Darkstache Week- Day Five
Prompts by @projectdarkstache: Cryptic / Danger
Prompt (submitted to my inbox by anonymous): “Put the gun down.”
Lightning split the sky wide open, its crackling boom delayed but no less terrible. Raindrops thundered down like bullets, soaking the ground and shaking the trees. Clouds roiled above, an angry sea of gray-black. The storm raged on.
And, below it, so did they.
Crack! Thunder incarnate, gunfire tore through the night, the shot going wide as the two men grappled, vicious, pale fingers seizing at a gray wrist, forcing the barrel of the gun out and away.
“Face it, Damien!” Lightning flashed again, silhouetting the men in dark but sending only one shadow dancing across the drenched grass.
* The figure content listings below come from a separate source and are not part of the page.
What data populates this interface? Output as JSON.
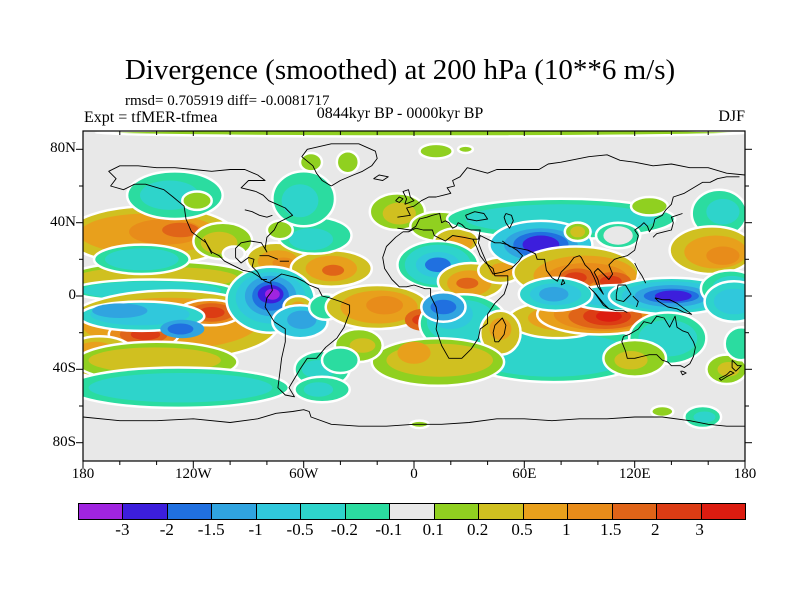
{
  "header": {
    "title": "Divergence (smoothed) at 200 hPa (10**6 m/s)",
    "stats": "rmsd= 0.705919 diff= -0.0081717",
    "experiment": "Expt = tfMER-tfmea",
    "period": "0844kyr BP - 0000kyr BP",
    "season": "DJF"
  },
  "chart_data": {
    "type": "heatmap",
    "title": "Divergence (smoothed) at 200 hPa (10**6 m/s)",
    "variable": "divergence",
    "units": "10**6 m/s",
    "stats": {
      "rmsd": 0.705919,
      "diff": -0.0081717
    },
    "experiment": "tfMER-tfmea",
    "period": "0844kyr BP - 0000kyr BP",
    "season": "DJF",
    "projection": "equirectangular",
    "lon_range": [
      -180,
      180
    ],
    "lat_range": [
      -90,
      90
    ],
    "x_tick_lons": [
      -180,
      -120,
      -60,
      0,
      60,
      120,
      180
    ],
    "x_tick_labels": [
      "180",
      "120W",
      "60W",
      "0",
      "60E",
      "120E",
      "180"
    ],
    "y_tick_lats": [
      80,
      40,
      0,
      -40,
      -80
    ],
    "y_tick_labels": [
      "80N",
      "40N",
      "0",
      "40S",
      "80S"
    ],
    "colorbar": {
      "levels": [
        -3,
        -2,
        -1.5,
        -1,
        -0.5,
        -0.2,
        -0.1,
        0.1,
        0.2,
        0.5,
        1,
        1.5,
        2,
        3
      ],
      "colors": [
        "#A024E0",
        "#3C1EDC",
        "#2070E0",
        "#30A4E0",
        "#30C8DC",
        "#2ED4CB",
        "#2BDCA0",
        "#E8E8E8",
        "#90D020",
        "#D0C020",
        "#E8A01C",
        "#E88C1A",
        "#E06418",
        "#DC3C14",
        "#DC1C10"
      ],
      "background": "#E8E8E8"
    },
    "features_encoding": "each feature = list of rings [lon, lat, rx_deg, ry_deg, value]; rings outer-to-inner; value selects colorbar bin; approximate filled-contour blobs",
    "features": [
      [
        [
          5,
          89,
          178,
          2,
          0.15
        ]
      ],
      [
        [
          -143,
          33,
          46,
          16,
          0.35
        ],
        [
          -144,
          34,
          38,
          11,
          0.75
        ],
        [
          -135,
          35,
          20,
          7,
          1.2
        ],
        [
          -127,
          36,
          10,
          4,
          1.7
        ]
      ],
      [
        [
          -138,
          10,
          50,
          9,
          0.15
        ],
        [
          -140,
          10,
          44,
          6,
          0.35
        ]
      ],
      [
        [
          -148,
          20,
          26,
          8,
          -0.15
        ],
        [
          -148,
          20,
          20,
          6,
          -0.35
        ]
      ],
      [
        [
          -142,
          3,
          44,
          6,
          -0.15
        ],
        [
          -143,
          3,
          38,
          5,
          -0.35
        ]
      ],
      [
        [
          -104,
          30,
          16,
          10,
          0.15
        ],
        [
          -106,
          29,
          10,
          6,
          0.35
        ]
      ],
      [
        [
          -75,
          20,
          16,
          9,
          0.35
        ],
        [
          -74,
          19,
          11,
          6,
          0.75
        ],
        [
          -71,
          18,
          6,
          3,
          1.2
        ]
      ],
      [
        [
          -98,
          23,
          6,
          4,
          0
        ]
      ],
      [
        [
          -45,
          15,
          22,
          10,
          0.35
        ],
        [
          -45,
          15,
          14,
          7,
          0.75
        ],
        [
          -44,
          14,
          6,
          3,
          1.7
        ]
      ],
      [
        [
          -54,
          33,
          20,
          10,
          -0.15
        ],
        [
          -56,
          31,
          12,
          6,
          -0.35
        ]
      ],
      [
        [
          -73,
          36,
          7,
          5,
          0.15
        ]
      ],
      [
        [
          -130,
          55,
          26,
          13,
          -0.15
        ],
        [
          -133,
          55,
          16,
          8,
          -0.35
        ]
      ],
      [
        [
          -118,
          52,
          8,
          5,
          0.15
        ]
      ],
      [
        [
          -60,
          53,
          17,
          15,
          -0.15
        ],
        [
          -62,
          52,
          10,
          9,
          -0.35
        ]
      ],
      [
        [
          -56,
          73,
          6,
          5,
          0.15
        ]
      ],
      [
        [
          -36,
          73,
          6,
          6,
          0.15
        ]
      ],
      [
        [
          12,
          79,
          9,
          4,
          0.15
        ]
      ],
      [
        [
          28,
          80,
          4,
          2,
          0.15
        ]
      ],
      [
        [
          -9,
          46,
          15,
          10,
          0.15
        ],
        [
          -8,
          45,
          9,
          6,
          0.35
        ]
      ],
      [
        [
          14,
          38,
          16,
          8,
          0.15
        ]
      ],
      [
        [
          23,
          30,
          12,
          7,
          0.35
        ],
        [
          25,
          29,
          7,
          4,
          0.75
        ]
      ],
      [
        [
          36,
          46,
          7,
          4,
          0.15
        ]
      ],
      [
        [
          13,
          17,
          22,
          13,
          -0.15
        ],
        [
          13,
          17,
          18,
          11,
          -0.35
        ],
        [
          13,
          17,
          12,
          7,
          -0.75
        ],
        [
          13,
          17,
          7,
          4,
          -1.7
        ]
      ],
      [
        [
          31,
          8,
          18,
          10,
          0.35
        ],
        [
          30,
          7,
          12,
          7,
          0.75
        ],
        [
          29,
          7,
          6,
          3,
          1.7
        ]
      ],
      [
        [
          47,
          14,
          12,
          7,
          0.35
        ],
        [
          48,
          14,
          7,
          4,
          0.75
        ]
      ],
      [
        [
          80,
          42,
          62,
          11,
          -0.15
        ],
        [
          80,
          42,
          52,
          8,
          -0.35
        ]
      ],
      [
        [
          69,
          28,
          28,
          13,
          -0.75
        ],
        [
          69,
          28,
          20,
          9,
          -1.2
        ],
        [
          69,
          28,
          15,
          7,
          -1.7
        ],
        [
          69,
          28,
          10,
          5,
          -2.5
        ]
      ],
      [
        [
          89,
          35,
          7,
          5,
          0.15
        ],
        [
          89,
          35,
          4,
          3,
          0.35
        ]
      ],
      [
        [
          111,
          33,
          12,
          7,
          -0.15
        ],
        [
          111,
          33,
          8,
          5,
          0
        ]
      ],
      [
        [
          166,
          45,
          15,
          13,
          -0.15
        ],
        [
          168,
          46,
          9,
          7,
          -0.35
        ]
      ],
      [
        [
          128,
          49,
          10,
          5,
          0.15
        ]
      ],
      [
        [
          88,
          13,
          34,
          14,
          0.35
        ],
        [
          93,
          11,
          28,
          11,
          0.75
        ],
        [
          94,
          10,
          22,
          8,
          1.2
        ],
        [
          89,
          10,
          10,
          5,
          1.7
        ],
        [
          88,
          10,
          6,
          3,
          2.5
        ],
        [
          108,
          8,
          10,
          5,
          1.7
        ],
        [
          107,
          8,
          6,
          3,
          2.5
        ]
      ],
      [
        [
          162,
          25,
          23,
          13,
          0.35
        ],
        [
          164,
          24,
          17,
          9,
          0.75
        ],
        [
          168,
          22,
          9,
          5,
          1.2
        ]
      ],
      [
        [
          76,
          -31,
          52,
          16,
          -0.15
        ],
        [
          75,
          -32,
          44,
          12,
          -0.35
        ]
      ],
      [
        [
          78,
          -13,
          27,
          10,
          0.35
        ],
        [
          82,
          -12,
          20,
          7,
          0.75
        ],
        [
          88,
          -11,
          11,
          4,
          1.2
        ]
      ],
      [
        [
          101,
          -10,
          34,
          11,
          0.75
        ],
        [
          103,
          -10,
          27,
          9,
          1.2
        ],
        [
          104,
          -11,
          20,
          7,
          1.7
        ],
        [
          105,
          -11,
          13,
          5,
          2.5
        ],
        [
          106,
          -11,
          7,
          3,
          3.5
        ]
      ],
      [
        [
          112,
          -1,
          28,
          7,
          -0.35
        ],
        [
          112,
          -1,
          22,
          5,
          -0.75
        ]
      ],
      [
        [
          77,
          1,
          20,
          9,
          -0.35
        ],
        [
          77,
          1,
          14,
          6,
          -0.75
        ],
        [
          76,
          1,
          8,
          4,
          -1.2
        ]
      ],
      [
        [
          140,
          0,
          34,
          10,
          -0.35
        ],
        [
          140,
          0,
          27,
          8,
          -0.75
        ],
        [
          140,
          0,
          20,
          6,
          -1.2
        ],
        [
          140,
          0,
          15,
          4,
          -1.7
        ],
        [
          141,
          0,
          10,
          3,
          -2.5
        ]
      ],
      [
        [
          172,
          4,
          16,
          10,
          -0.15
        ],
        [
          173,
          4,
          11,
          7,
          -0.35
        ]
      ],
      [
        [
          174,
          -3,
          16,
          11,
          -0.35
        ],
        [
          174,
          -3,
          11,
          7,
          -0.75
        ]
      ],
      [
        [
          -132,
          -16,
          58,
          19,
          0.35
        ],
        [
          -133,
          -15,
          48,
          14,
          0.75
        ]
      ],
      [
        [
          -147,
          -21,
          19,
          8,
          1.2
        ],
        [
          -147,
          -21,
          13,
          5,
          1.7
        ],
        [
          -146,
          -21,
          8,
          3,
          2.5
        ]
      ],
      [
        [
          -111,
          -9,
          17,
          7,
          1.2
        ],
        [
          -110,
          -9,
          12,
          5,
          1.7
        ],
        [
          -110,
          -9,
          7,
          3,
          2.5
        ]
      ],
      [
        [
          -148,
          -11,
          34,
          8,
          -0.35
        ],
        [
          -149,
          -10,
          27,
          6,
          -0.75
        ],
        [
          -160,
          -8,
          15,
          4,
          -1.2
        ],
        [
          -126,
          -18,
          12,
          5,
          -1.2
        ],
        [
          -127,
          -18,
          7,
          3,
          -1.7
        ]
      ],
      [
        [
          -78,
          -2,
          24,
          18,
          -0.35
        ],
        [
          -78,
          -1,
          19,
          14,
          -0.75
        ],
        [
          -78,
          0,
          14,
          11,
          -1.2
        ],
        [
          -78,
          0,
          10,
          8,
          -1.7
        ],
        [
          -78,
          1,
          7,
          5,
          -2.5
        ],
        [
          -77,
          1,
          4,
          3,
          -3.5
        ]
      ],
      [
        [
          -63,
          -6,
          8,
          6,
          0.35
        ],
        [
          -63,
          -6,
          4,
          3,
          0.75
        ]
      ],
      [
        [
          -62,
          -14,
          15,
          9,
          -0.75
        ],
        [
          -61,
          -13,
          8,
          5,
          -1.2
        ]
      ],
      [
        [
          -48,
          -6,
          9,
          7,
          -0.15
        ]
      ],
      [
        [
          -20,
          -6,
          28,
          12,
          0.35
        ],
        [
          -19,
          -6,
          21,
          9,
          0.75
        ],
        [
          -16,
          -5,
          10,
          5,
          1.2
        ],
        [
          5,
          -13,
          10,
          6,
          1.7
        ],
        [
          5,
          -13,
          6,
          3,
          2.5
        ]
      ],
      [
        [
          27,
          -15,
          24,
          16,
          -0.15
        ],
        [
          26,
          -14,
          19,
          12,
          -0.35
        ],
        [
          20,
          -10,
          12,
          8,
          -0.75
        ]
      ],
      [
        [
          16,
          -6,
          12,
          8,
          -1.2
        ],
        [
          16,
          -6,
          7,
          4,
          -1.7
        ]
      ],
      [
        [
          47,
          -20,
          11,
          12,
          0.35
        ],
        [
          47,
          -18,
          6,
          6,
          0.75
        ]
      ],
      [
        [
          138,
          -23,
          21,
          14,
          -0.15
        ],
        [
          138,
          -23,
          16,
          10,
          -0.35
        ]
      ],
      [
        [
          120,
          -34,
          17,
          10,
          0.15
        ],
        [
          118,
          -35,
          9,
          5,
          0.35
        ]
      ],
      [
        [
          13,
          -36,
          36,
          13,
          0.15
        ],
        [
          14,
          -35,
          29,
          9,
          0.35
        ],
        [
          0,
          -31,
          9,
          6,
          0.75
        ]
      ],
      [
        [
          -30,
          -27,
          13,
          9,
          0.15
        ],
        [
          -28,
          -27,
          7,
          4,
          0.35
        ]
      ],
      [
        [
          -50,
          -40,
          15,
          10,
          -0.15
        ],
        [
          -52,
          -40,
          9,
          5,
          -0.35
        ]
      ],
      [
        [
          -40,
          -35,
          10,
          7,
          -0.15
        ]
      ],
      [
        [
          -171,
          -33,
          20,
          11,
          0.35
        ],
        [
          -173,
          -33,
          13,
          8,
          0.75
        ]
      ],
      [
        [
          -140,
          -36,
          44,
          11,
          0.15
        ],
        [
          -141,
          -35,
          36,
          7,
          0.35
        ]
      ],
      [
        [
          -128,
          -50,
          60,
          11,
          -0.15
        ],
        [
          -127,
          -50,
          50,
          8,
          -0.35
        ]
      ],
      [
        [
          -50,
          -51,
          15,
          7,
          -0.15
        ],
        [
          -52,
          -51,
          8,
          4,
          -0.35
        ]
      ],
      [
        [
          170,
          -40,
          11,
          8,
          0.15
        ],
        [
          171,
          -40,
          6,
          4,
          0.35
        ]
      ],
      [
        [
          178,
          -26,
          9,
          9,
          -0.15
        ]
      ],
      [
        [
          157,
          -66,
          10,
          6,
          -0.15
        ],
        [
          158,
          -66,
          6,
          3,
          -0.35
        ]
      ],
      [
        [
          135,
          -63,
          6,
          3,
          0.15
        ]
      ],
      [
        [
          3,
          -70,
          5,
          2,
          0.15
        ]
      ]
    ]
  }
}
Mark’s hair was plastered to his forehead, and water and blood ran freely down his face as he forced the gun from Dark’s hands. “I’ve got you now. Got you both! You and your precious Colonel.”
He shoved Dark back, sending the entity stumbling, nearly falling as his injured knee threatened to give way beneath him, as pain screamed throughout his entire body, making his head spin and his vision crawl at the edges with black.
But he saw as Mark straightened. As a vile grin seemed to splice his face in half. As the barrel of the gun glinted under lightning flash. As he pointed that gun at Wilford. Broken, unconscious Wilford who lay bloodied in the grass.
“If I knew you still had a weakness for him,” Mark continued, never one to miss a chance to gloat. His gaze remained fixed on Wilford, ever-confident, ever-arrogant. “I would’ve lured him from you decades ago-”
His speech ended with a yelp as Dark threw himself forward, teeth bared in a silent snarl as he snatched at Mark’s wrists, grappled away a gun with fingers so slick with rainwater that the weapon was sent spiralling away.
Ears ringing, head throbbing, Wilford Warfstache came back to consciousness to see a glistening weapon land in the grass, well within arms’ reach.
With trembling fingers he took it, knowing by instinct that it meant protection even as uncertainty washed away everything else.
“Put down the gun,” came a familiar voice, gentle. “Give it to me.”
“No!” Came the same voice, urgent. “Do not give it to him.”
“Stay back!” Wilford managed to growl, waving the gun blindly in the voice’s direction. When it didn’t speak again he hauled himself unsteadily to his feet, squinting through sheets of rain at two Darks.
“Am I seein’ double?” He asked, training the gun at the first Dark, then the second, confusion rising up to meet him like a tidal wave.
“Don’t shoot!” The Dark to his left demanded, and Wilford turned his attention back. Even in the storm’s inky black it was clear that Dark was injured; blood gushed from his nose in gray rivulets, and he leaned his weight to his right knee, heavily favoring his left.
“You look like hell, Darkie,” he said.
“That’s not Dark, that’s Mark!” The Dark to his right protested, identical in every way, down to the last drop of blood slowly making its way down his cheek. “I’m the real Dark.”
Wilford blinked. “Hold on a second.”
“There is no time.” Said the Dark to his left, sounding tired. Sounding resigned. Lightning crackled through the sky above, illuminating the small clearing and sending shadows skittering away from the Dark on the right.
But not from the Dark on the left.
“You need to shoot him!” The Dark on the right screamed. “Otherwise he’ll kill us both!” He took a step forward, jabbing a finger toward the other Dark. “He lured you here to get at me. He tried to kill me. He’s Mark, and you need to shoot him! Shoot him now, William!”
Bang! Bang! Two bullets slammed into the chest of the Dark on the right, who stumbled back a few steps, touching the wounds with agonized tenderness.
“Well-played,” he murmured, as he began to dissolve, bits of him disintegrating into the air like sugar into water. “Well-played.”
“Wil,” Dark managed, once the actor had gone completely. The entity managed a step forward, his legs giving out and dropping him to the grass. His aura pulsed dully, wreathing him in sickly blue and dark, bleeding red.
Wilford threw away the gun, not caring where it landed. He sank down next to Dark, his own wounds howling in protest, but ultimately drowned out by relief. Thunder rolled above them and rain came down in heavy sheets, but all he did was wrap his arms around the entity and hold him close, warping them away from the clearing in a puff of soft pink.